Наши начальники тотчас принялись кланяться и извиняться и предложили старухе компенсацию в десять юаней.
– Десять юаней? Моя курица каждый день несет по яйцу с двумя желтками, так что за год получается триста шестьдесят пять таких яиц. Пять яиц – цзинь [21] , цзинь стоит пять юаней восемь фыней. Ну-ка, сосчитайте, сколько получается?
19
Название Народно-освободительной армии Китая в 1937–1949 гг.
20
Прозвище японцев, сохранившееся со времен войны.
21
Китайская мера веса около 0,5 кг.
Командир уламывал ее и так и сяк, в итоге выпроводил старуху, вручив ей двадцать юаней. Кто бы мог подумать, что она уйдет и тут же вернется в казарму и потребует от руководства привести к ней водителя?
– Дайте посмотреть, что же это за человек такой, – прошамкала она, – что у него старый грузовик несется точно дикий заяц, напуганный выстрелом?
Делать нечего, командиру пришлось отправить за техником Чжаном. Техник Чжан как увидел старуху, так вытянулся по стойке смирно, неискренне отдал честь, а потом сказал:
– Тетушка-революционерка, ваш младший товарищ признает свою вину!
Старуха ответила:
– Если признаешь, то надо исправлять! Впредь, когда проезжаешь по деревне, снижай скорость до двадцати пяти километров в час, а не то я прямо на улице закопаю несколько мин и взорву тебя к чертям собачьим, ублюдок!
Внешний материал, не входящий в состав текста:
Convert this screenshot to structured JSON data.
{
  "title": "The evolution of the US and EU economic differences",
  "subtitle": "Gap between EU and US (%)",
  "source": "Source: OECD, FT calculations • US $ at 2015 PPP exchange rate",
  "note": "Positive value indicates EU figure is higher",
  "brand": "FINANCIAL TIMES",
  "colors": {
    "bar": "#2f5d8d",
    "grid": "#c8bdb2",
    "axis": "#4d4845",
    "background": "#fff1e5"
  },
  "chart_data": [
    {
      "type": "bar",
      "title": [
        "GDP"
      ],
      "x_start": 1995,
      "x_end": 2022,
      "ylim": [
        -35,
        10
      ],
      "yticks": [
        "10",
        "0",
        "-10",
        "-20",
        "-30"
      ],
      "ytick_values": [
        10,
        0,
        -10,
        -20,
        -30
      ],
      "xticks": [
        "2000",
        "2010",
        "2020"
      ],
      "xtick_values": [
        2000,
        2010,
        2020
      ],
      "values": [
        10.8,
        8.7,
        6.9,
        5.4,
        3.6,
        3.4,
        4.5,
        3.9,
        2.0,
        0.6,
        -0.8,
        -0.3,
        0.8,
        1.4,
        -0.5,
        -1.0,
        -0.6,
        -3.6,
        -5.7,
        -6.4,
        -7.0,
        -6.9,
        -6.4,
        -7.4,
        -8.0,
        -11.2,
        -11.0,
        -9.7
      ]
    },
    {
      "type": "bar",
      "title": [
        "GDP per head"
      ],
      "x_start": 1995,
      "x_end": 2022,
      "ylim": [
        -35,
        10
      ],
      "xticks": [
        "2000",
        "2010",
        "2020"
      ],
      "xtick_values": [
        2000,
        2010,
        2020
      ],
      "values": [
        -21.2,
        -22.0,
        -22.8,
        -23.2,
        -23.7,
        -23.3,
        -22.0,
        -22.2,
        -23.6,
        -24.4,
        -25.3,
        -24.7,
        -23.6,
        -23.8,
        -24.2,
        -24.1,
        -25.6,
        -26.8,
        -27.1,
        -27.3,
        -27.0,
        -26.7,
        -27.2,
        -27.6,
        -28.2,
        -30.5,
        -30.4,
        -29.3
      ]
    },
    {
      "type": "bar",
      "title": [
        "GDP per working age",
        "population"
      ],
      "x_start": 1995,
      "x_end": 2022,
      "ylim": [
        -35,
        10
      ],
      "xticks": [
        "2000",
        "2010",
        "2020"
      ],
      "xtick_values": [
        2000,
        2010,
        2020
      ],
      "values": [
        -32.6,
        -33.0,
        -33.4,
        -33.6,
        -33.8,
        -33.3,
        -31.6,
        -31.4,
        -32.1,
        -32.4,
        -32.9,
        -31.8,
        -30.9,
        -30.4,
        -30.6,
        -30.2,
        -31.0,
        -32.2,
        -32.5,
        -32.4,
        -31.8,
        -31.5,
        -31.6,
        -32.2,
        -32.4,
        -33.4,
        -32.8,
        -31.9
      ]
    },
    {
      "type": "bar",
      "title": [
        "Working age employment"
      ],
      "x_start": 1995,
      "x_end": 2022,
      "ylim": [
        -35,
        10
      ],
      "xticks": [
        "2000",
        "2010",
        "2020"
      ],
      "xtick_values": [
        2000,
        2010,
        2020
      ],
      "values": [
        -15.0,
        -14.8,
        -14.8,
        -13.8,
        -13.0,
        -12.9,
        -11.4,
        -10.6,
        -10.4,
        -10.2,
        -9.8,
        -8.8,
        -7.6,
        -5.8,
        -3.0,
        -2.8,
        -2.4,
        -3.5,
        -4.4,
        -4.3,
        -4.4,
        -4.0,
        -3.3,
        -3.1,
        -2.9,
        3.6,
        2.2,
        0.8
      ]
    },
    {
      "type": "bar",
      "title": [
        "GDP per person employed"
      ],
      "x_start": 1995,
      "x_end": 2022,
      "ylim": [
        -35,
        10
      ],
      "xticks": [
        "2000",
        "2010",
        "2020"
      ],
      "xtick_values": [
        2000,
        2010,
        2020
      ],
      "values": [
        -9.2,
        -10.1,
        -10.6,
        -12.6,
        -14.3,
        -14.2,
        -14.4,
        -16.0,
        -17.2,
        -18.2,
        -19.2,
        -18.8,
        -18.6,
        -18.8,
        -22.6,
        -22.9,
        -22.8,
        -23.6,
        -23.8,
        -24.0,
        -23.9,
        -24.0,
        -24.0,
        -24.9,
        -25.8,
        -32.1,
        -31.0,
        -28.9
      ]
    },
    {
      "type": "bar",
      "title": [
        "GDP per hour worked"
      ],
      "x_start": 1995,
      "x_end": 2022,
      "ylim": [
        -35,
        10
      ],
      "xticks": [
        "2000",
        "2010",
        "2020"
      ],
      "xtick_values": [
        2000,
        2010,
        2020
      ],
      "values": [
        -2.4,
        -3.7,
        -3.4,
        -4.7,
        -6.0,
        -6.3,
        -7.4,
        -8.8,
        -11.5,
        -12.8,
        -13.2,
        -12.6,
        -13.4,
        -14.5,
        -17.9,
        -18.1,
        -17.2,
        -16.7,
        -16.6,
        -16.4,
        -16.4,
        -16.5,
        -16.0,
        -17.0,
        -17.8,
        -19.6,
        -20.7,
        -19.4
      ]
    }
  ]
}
Потом говорили, что сообразительный техник Чжан навестил старуху, принес ей сластей и даже попросил стать названой матерью. В 1979 году, за два месяца до того, как меня перевели в округ Баодин в провинции Хэбэй, техника Чжана тоже перевели в крупную часть военного округа провинции Цзинань, где он стал помощником по материально-техническому обеспечению и после стольких лет разлуки воссоединился с женой. Его сына Циньбина, хоть тому исполнилось всего пятнадцать, тоже зачислили в ряды вооруженных сил, он стал членом художественной агитбригады, где под руководством прославленного артиста Гао Юаньцзюня изучал шаньдунский сказ [22] . Говорили, что старший сын той старухи был важным начальником в военном округе и своим переводом техник Чжан обязан ей.
22
Речь идет о «куайшу» – сказе в виде скороговорки с частушками под аккомпанемент.